A 16-year-old boy whose two elder brothers have been killed waging jihad in war-torn Syria has been barred by a High Court judge from travelling abroad.
Mr Justice Hayden made the teenager a ward of court - a move which bars him from leaving the jurisdiction of England and Wales.
The judge made the ruling at a hearing in the Family Division of the High Court in London after local authority social services staff raised fears that the teenager could travel to Syria.
He said the youngster could not be named.
But he said the local authority which had applied for the teenager to be made a ward of court was Brighton and Hove City Council.
Mr Justice Hayden was told that the teenager had joint Libyan and British nationality.
He was told that council staff had learned that family members were making plans for the teenager to go on a trip to Dubai during the Easter holiday.
The judge said he was concerned to "keep this lad alive" and said an order which barred from travelling abroad was proportionate.
"(The teenager) is a vulnerable young person," said the judge. "He has grown up in modern Britain in an extraordinary family - a family where the male members are patently committed to waging Jihad in war-torn Syria."
He said he had balanced the teenager's human rights and added: "The balance falls clearly in protecting this young man, ultimately from himself."
A lawyer representing the council said the teenager's family had an "extraordinary history".

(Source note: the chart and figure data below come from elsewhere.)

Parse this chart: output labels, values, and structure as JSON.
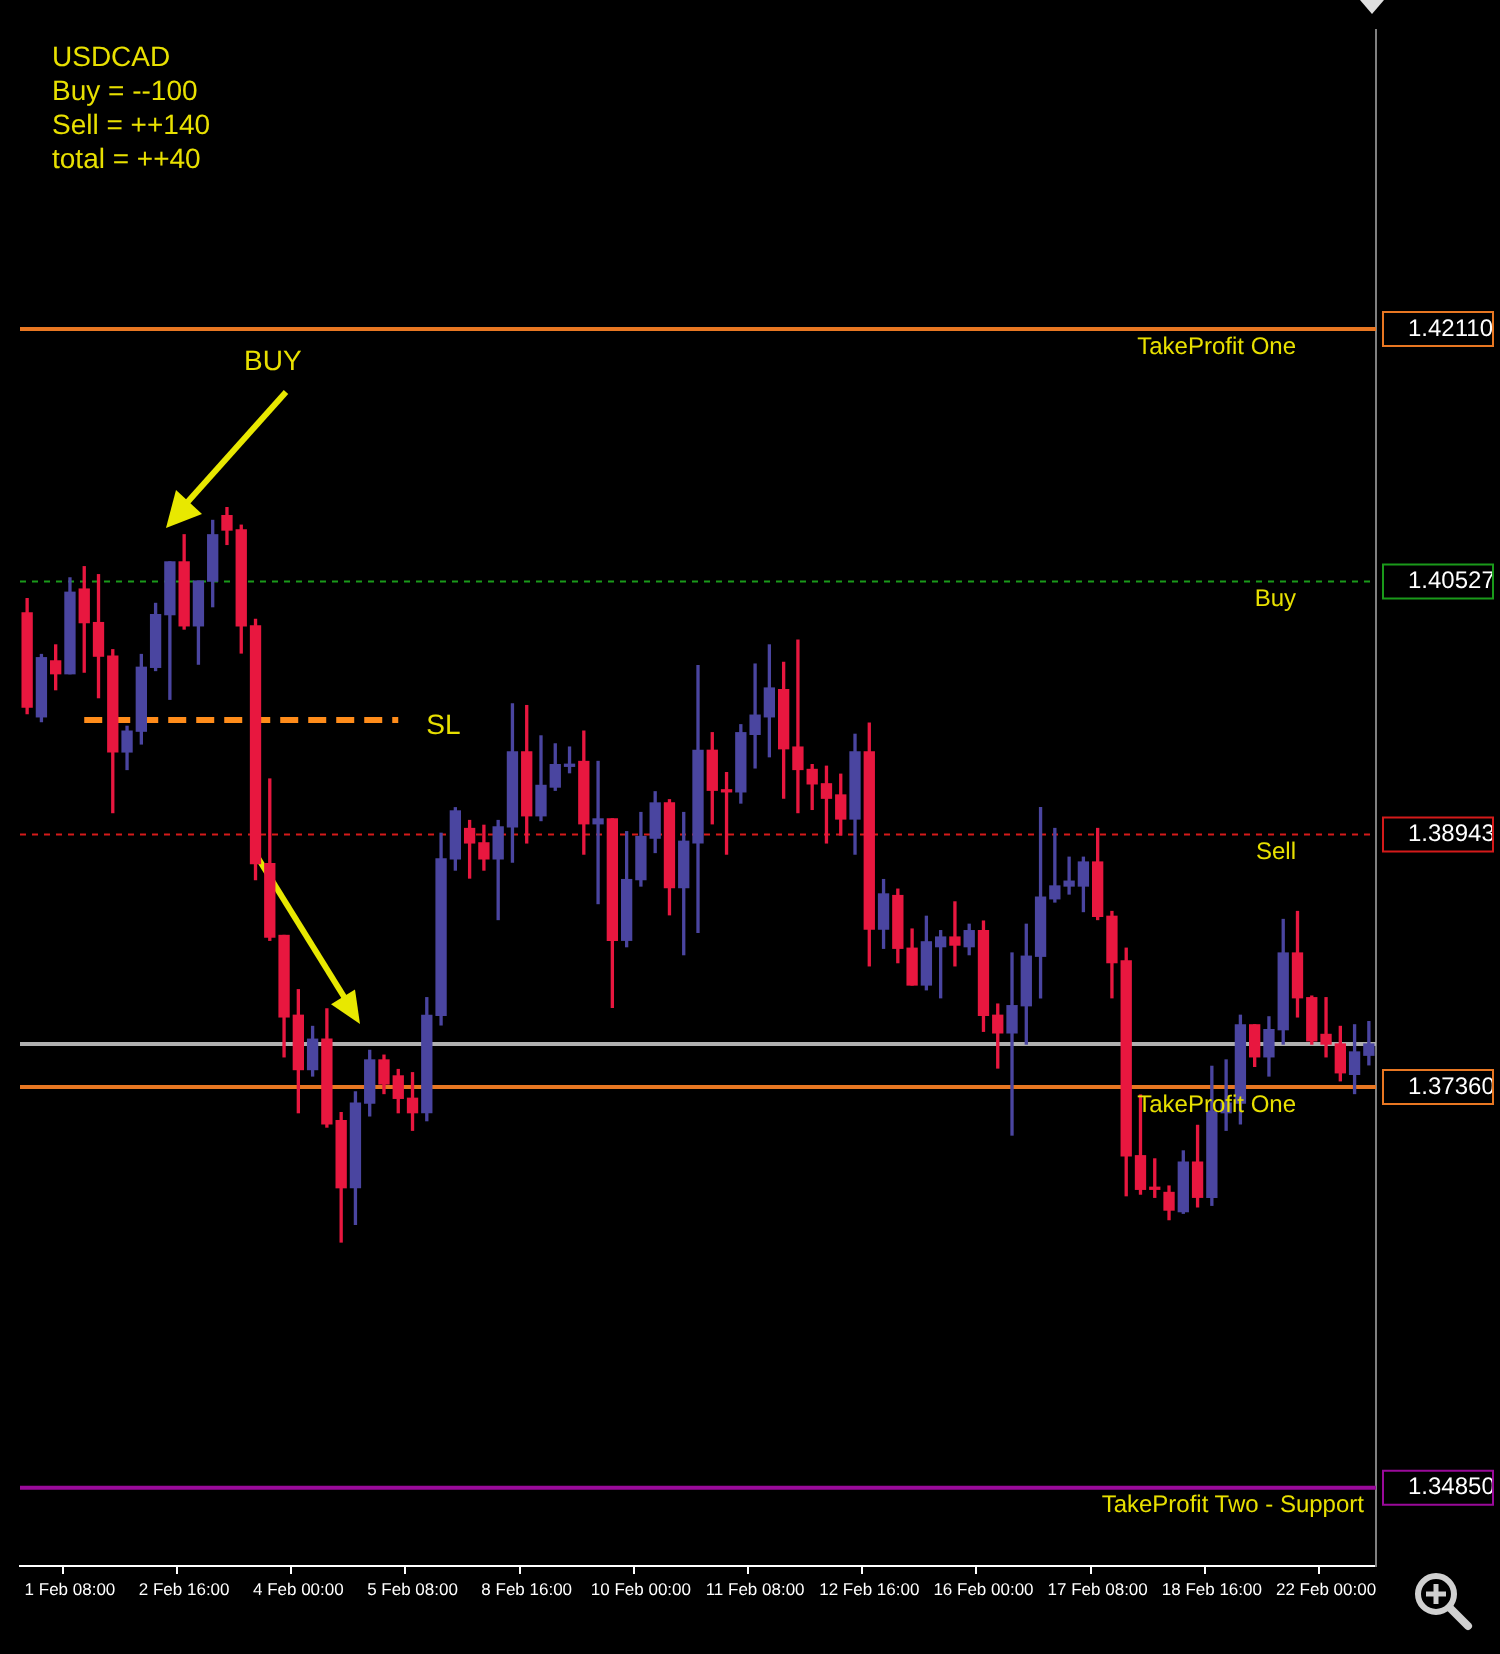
{
  "chart_data": {
    "type": "candlestick",
    "title": "USDCAD",
    "annotations": [
      "Buy = --100",
      "Sell = ++140",
      "total = ++40",
      "BUY"
    ],
    "categories": [
      null,
      null,
      null,
      "1 Feb 08:00",
      null,
      null,
      null,
      null,
      null,
      null,
      null,
      "2 Feb 16:00",
      null,
      null,
      null,
      null,
      null,
      null,
      null,
      "4 Feb 00:00",
      null,
      null,
      null,
      null,
      null,
      null,
      null,
      "5 Feb 08:00",
      null,
      null,
      null,
      null,
      null,
      null,
      null,
      "8 Feb 16:00",
      null,
      null,
      null,
      null,
      null,
      null,
      null,
      "10 Feb 00:00",
      null,
      null,
      null,
      null,
      null,
      null,
      null,
      "11 Feb 08:00",
      null,
      null,
      null,
      null,
      null,
      null,
      null,
      "12 Feb 16:00",
      null,
      null,
      null,
      null,
      null,
      null,
      null,
      "16 Feb 00:00",
      null,
      null,
      null,
      null,
      null,
      null,
      null,
      "17 Feb 08:00",
      null,
      null,
      null,
      null,
      null,
      null,
      null,
      "18 Feb 16:00",
      null,
      null,
      null,
      null,
      null,
      null,
      null,
      "22 Feb 00:00",
      null,
      null,
      null
    ],
    "ohlc": [
      [
        1.4033,
        1.4042,
        1.397,
        1.3974
      ],
      [
        1.3968,
        1.4007,
        1.3965,
        1.4005
      ],
      [
        1.4003,
        1.4013,
        1.3985,
        1.3995
      ],
      [
        1.3995,
        1.4055,
        1.3995,
        1.4046
      ],
      [
        1.4048,
        1.4062,
        1.3996,
        1.4027
      ],
      [
        1.4027,
        1.4057,
        1.398,
        1.4006
      ],
      [
        1.4006,
        1.401,
        1.3908,
        1.3946
      ],
      [
        1.3946,
        1.3962,
        1.3935,
        1.3959
      ],
      [
        1.3959,
        1.4007,
        1.3951,
        1.3999
      ],
      [
        1.3999,
        1.4039,
        1.3997,
        1.4032
      ],
      [
        1.4032,
        1.4065,
        1.3979,
        1.4065
      ],
      [
        1.4065,
        1.4082,
        1.4023,
        1.4025
      ],
      [
        1.4025,
        1.4053,
        1.4001,
        1.4053
      ],
      [
        1.4053,
        1.4091,
        1.4037,
        1.4082
      ],
      [
        1.4094,
        1.4099,
        1.4076,
        1.4085
      ],
      [
        1.4085,
        1.4088,
        1.4008,
        1.4025
      ],
      [
        1.4025,
        1.4029,
        1.3866,
        1.3876
      ],
      [
        1.3876,
        1.3929,
        1.3828,
        1.383
      ],
      [
        1.3831,
        1.3831,
        1.3755,
        1.378
      ],
      [
        1.3781,
        1.3797,
        1.372,
        1.3747
      ],
      [
        1.3747,
        1.3774,
        1.3743,
        1.3766
      ],
      [
        1.3766,
        1.3785,
        1.3711,
        1.3713
      ],
      [
        1.3715,
        1.372,
        1.3639,
        1.3673
      ],
      [
        1.3673,
        1.3733,
        1.365,
        1.3726
      ],
      [
        1.3726,
        1.3759,
        1.3718,
        1.3753
      ],
      [
        1.3753,
        1.3756,
        1.3732,
        1.3738
      ],
      [
        1.3743,
        1.3747,
        1.372,
        1.3729
      ],
      [
        1.3729,
        1.3745,
        1.3709,
        1.372
      ],
      [
        1.372,
        1.3792,
        1.3715,
        1.3781
      ],
      [
        1.3781,
        1.3895,
        1.3775,
        1.3879
      ],
      [
        1.3879,
        1.3911,
        1.3872,
        1.3909
      ],
      [
        1.3898,
        1.3903,
        1.3867,
        1.3889
      ],
      [
        1.3889,
        1.39,
        1.3872,
        1.3879
      ],
      [
        1.3879,
        1.3903,
        1.3841,
        1.3899
      ],
      [
        1.3899,
        1.3976,
        1.3877,
        1.3946
      ],
      [
        1.3946,
        1.3975,
        1.3889,
        1.3906
      ],
      [
        1.3906,
        1.3956,
        1.3903,
        1.3925
      ],
      [
        1.3924,
        1.3951,
        1.3922,
        1.3938
      ],
      [
        1.3937,
        1.3949,
        1.3933,
        1.3938
      ],
      [
        1.394,
        1.3959,
        1.3882,
        1.3901
      ],
      [
        1.3901,
        1.394,
        1.3851,
        1.3904
      ],
      [
        1.3904,
        1.3904,
        1.3786,
        1.3828
      ],
      [
        1.3828,
        1.3896,
        1.3824,
        1.3866
      ],
      [
        1.3866,
        1.3908,
        1.3862,
        1.3893
      ],
      [
        1.3892,
        1.3921,
        1.3883,
        1.3914
      ],
      [
        1.3914,
        1.3916,
        1.3844,
        1.3861
      ],
      [
        1.3861,
        1.3908,
        1.3819,
        1.389
      ],
      [
        1.3889,
        1.4,
        1.3833,
        1.3947
      ],
      [
        1.3947,
        1.3958,
        1.3901,
        1.3922
      ],
      [
        1.3922,
        1.3933,
        1.3882,
        1.3921
      ],
      [
        1.3921,
        1.3963,
        1.3914,
        1.3958
      ],
      [
        1.3957,
        1.4001,
        1.3936,
        1.3969
      ],
      [
        1.3968,
        1.4013,
        1.3943,
        1.3986
      ],
      [
        1.3985,
        1.4002,
        1.3917,
        1.3948
      ],
      [
        1.3949,
        1.4016,
        1.3908,
        1.3935
      ],
      [
        1.3935,
        1.3938,
        1.391,
        1.3926
      ],
      [
        1.3926,
        1.3937,
        1.3889,
        1.3917
      ],
      [
        1.3919,
        1.3932,
        1.3894,
        1.3904
      ],
      [
        1.3904,
        1.3957,
        1.3882,
        1.3946
      ],
      [
        1.3946,
        1.3964,
        1.3812,
        1.3835
      ],
      [
        1.3835,
        1.3866,
        1.3823,
        1.3857
      ],
      [
        1.3856,
        1.386,
        1.3814,
        1.3823
      ],
      [
        1.3823,
        1.3835,
        1.38,
        1.38
      ],
      [
        1.38,
        1.3843,
        1.3797,
        1.3827
      ],
      [
        1.3824,
        1.3834,
        1.3792,
        1.383
      ],
      [
        1.383,
        1.3852,
        1.3812,
        1.3825
      ],
      [
        1.3824,
        1.3838,
        1.3819,
        1.3834
      ],
      [
        1.3834,
        1.384,
        1.3771,
        1.3781
      ],
      [
        1.3781,
        1.3788,
        1.3748,
        1.377
      ],
      [
        1.377,
        1.382,
        1.3706,
        1.3787
      ],
      [
        1.3787,
        1.3838,
        1.3763,
        1.3818
      ],
      [
        1.3818,
        1.3911,
        1.3792,
        1.3855
      ],
      [
        1.3854,
        1.3898,
        1.3852,
        1.3862
      ],
      [
        1.3862,
        1.388,
        1.3857,
        1.3865
      ],
      [
        1.3862,
        1.388,
        1.3846,
        1.3877
      ],
      [
        1.3877,
        1.3898,
        1.3841,
        1.3843
      ],
      [
        1.3843,
        1.3846,
        1.3792,
        1.3814
      ],
      [
        1.3815,
        1.3823,
        1.3668,
        1.3693
      ],
      [
        1.3693,
        1.3731,
        1.3669,
        1.3672
      ],
      [
        1.3673,
        1.3691,
        1.3667,
        1.3672
      ],
      [
        1.367,
        1.3674,
        1.3653,
        1.3659
      ],
      [
        1.3658,
        1.3696,
        1.3657,
        1.3689
      ],
      [
        1.3689,
        1.3712,
        1.3661,
        1.3667
      ],
      [
        1.3667,
        1.3749,
        1.3662,
        1.3721
      ],
      [
        1.372,
        1.3753,
        1.3709,
        1.3726
      ],
      [
        1.3726,
        1.3781,
        1.3713,
        1.3775
      ],
      [
        1.3775,
        1.3775,
        1.3749,
        1.3755
      ],
      [
        1.3755,
        1.378,
        1.3743,
        1.3772
      ],
      [
        1.3772,
        1.3841,
        1.3763,
        1.382
      ],
      [
        1.382,
        1.3846,
        1.378,
        1.3792
      ],
      [
        1.3792,
        1.3793,
        1.3763,
        1.3765
      ],
      [
        1.3769,
        1.3792,
        1.3755,
        1.3763
      ],
      [
        1.3763,
        1.3774,
        1.374,
        1.3745
      ],
      [
        1.3744,
        1.3775,
        1.3732,
        1.3758
      ],
      [
        1.3756,
        1.3777,
        1.375,
        1.3763
      ]
    ],
    "colors": [
      "#e8173f",
      "#4a45a0",
      "#e8173f",
      "#4a45a0",
      "#e8173f",
      "#e8173f",
      "#e8173f",
      "#4a45a0",
      "#4a45a0",
      "#4a45a0",
      "#4a45a0",
      "#e8173f",
      "#4a45a0",
      "#4a45a0",
      "#e8173f",
      "#e8173f",
      "#e8173f",
      "#e8173f",
      "#e8173f",
      "#e8173f",
      "#4a45a0",
      "#e8173f",
      "#e8173f",
      "#4a45a0",
      "#4a45a0",
      "#e8173f",
      "#e8173f",
      "#e8173f",
      "#4a45a0",
      "#4a45a0",
      "#4a45a0",
      "#e8173f",
      "#e8173f",
      "#4a45a0",
      "#4a45a0",
      "#e8173f",
      "#4a45a0",
      "#4a45a0",
      "#4a45a0",
      "#e8173f",
      "#4a45a0",
      "#e8173f",
      "#4a45a0",
      "#4a45a0",
      "#4a45a0",
      "#e8173f",
      "#4a45a0",
      "#4a45a0",
      "#e8173f",
      "#e8173f",
      "#4a45a0",
      "#4a45a0",
      "#4a45a0",
      "#e8173f",
      "#e8173f",
      "#e8173f",
      "#e8173f",
      "#e8173f",
      "#4a45a0",
      "#e8173f",
      "#4a45a0",
      "#e8173f",
      "#e8173f",
      "#4a45a0",
      "#4a45a0",
      "#e8173f",
      "#4a45a0",
      "#e8173f",
      "#e8173f",
      "#4a45a0",
      "#4a45a0",
      "#4a45a0",
      "#4a45a0",
      "#4a45a0",
      "#4a45a0",
      "#e8173f",
      "#e8173f",
      "#e8173f",
      "#e8173f",
      "#e8173f",
      "#e8173f",
      "#4a45a0",
      "#e8173f",
      "#4a45a0",
      "#4a45a0",
      "#4a45a0",
      "#e8173f",
      "#4a45a0",
      "#4a45a0",
      "#e8173f",
      "#e8173f",
      "#e8173f",
      "#e8173f",
      "#4a45a0",
      "#4a45a0"
    ],
    "series": [
      {
        "type": "line",
        "name": "SL",
        "color": "#ff8c1a",
        "line_style": "dashed",
        "values": [
          null,
          null,
          null,
          null,
          1.3966,
          1.3966,
          1.3966,
          1.3966,
          1.3966,
          1.3966,
          1.3966,
          1.3966,
          1.3966,
          1.3966,
          1.3966,
          1.3966,
          1.3966,
          1.3966,
          1.3966,
          1.3966,
          1.3966,
          1.3966,
          1.3966,
          1.3966,
          1.3966,
          1.3966,
          1.3966,
          null,
          null,
          null,
          null,
          null,
          null,
          null,
          null,
          null,
          null,
          null,
          null,
          null,
          null,
          null,
          null,
          null,
          null,
          null,
          null,
          null,
          null,
          null,
          null,
          null,
          null,
          null,
          null,
          null,
          null,
          null,
          null,
          null,
          null,
          null,
          null,
          null,
          null,
          null,
          null,
          null,
          null,
          null,
          null,
          null,
          null,
          null,
          null,
          null,
          null,
          null,
          null,
          null,
          null,
          null,
          null,
          null,
          null,
          null,
          null,
          null,
          null,
          null,
          null,
          null,
          null,
          null,
          null
        ]
      }
    ],
    "ylim": [
      1.3436,
      1.4398
    ],
    "yticks": [
      {
        "value": 1.3485,
        "label": "1.34850"
      },
      {
        "value": 1.3736,
        "label": "1.37360"
      },
      {
        "value": 1.38943,
        "label": "1.38943"
      },
      {
        "value": 1.40527,
        "label": "1.40527"
      },
      {
        "value": 1.4211,
        "label": "1.42110"
      }
    ],
    "ref_lines": [
      {
        "axis": "y",
        "value": 1.4211,
        "label": "TakeProfit One",
        "color": "#e87722",
        "line_style": "solid"
      },
      {
        "axis": "y",
        "value": 1.40527,
        "label": "Buy",
        "color": "#1a9a1a",
        "line_style": "dotted"
      },
      {
        "axis": "y",
        "value": 1.38943,
        "label": "Sell",
        "color": "#d41a1a",
        "line_style": "dotted"
      },
      {
        "axis": "y",
        "value": 1.3763,
        "label": null,
        "color": "#b0b0b0",
        "line_style": "solid"
      },
      {
        "axis": "y",
        "value": 1.3736,
        "label": "TakeProfit One",
        "color": "#e87722",
        "line_style": "solid"
      },
      {
        "axis": "y",
        "value": 1.3485,
        "label": "TakeProfit Two - Support",
        "color": "#9a0a9a",
        "line_style": "solid"
      }
    ]
  }
}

Barrister Martin Downs said the boy had an uncle who had been held in United States' detention camp in Guantanamo Bay, Cuba.
He said three of the boy's brothers had gone to fight for the al-Nusra Front - a group with links to al-Qaeda.
Two had died when both in their teens - the third had been wounded but was still fighting in Syria.
A friend of the teenager had also been killed in fighting.
The judge, who said the four fighters could not be named, added: "The local authority's anxiety here is that (the teenager) may wish to follow the path which his brothers have walked."
Lawyers told the judge that the teenager lived with his mother.
Mr Justice Hayden said she was "exhausted by grief" and there were concerns that she was unable to place "proper boundaries" around him.
He said the council had considered asking for the teenager to be taken into care. But given the boy's age, staff thought making him a ward of court would be a better option.
The judge said by becoming a ward of court the youngster would come under the protection of a judge and added: "A child who is a ward of court may not be removed from England and Wales without the court's permission."
Lawyers said it was thought this was the first time a family court judge had been asked to take such an approach to prevent a boy going to fight in Syria.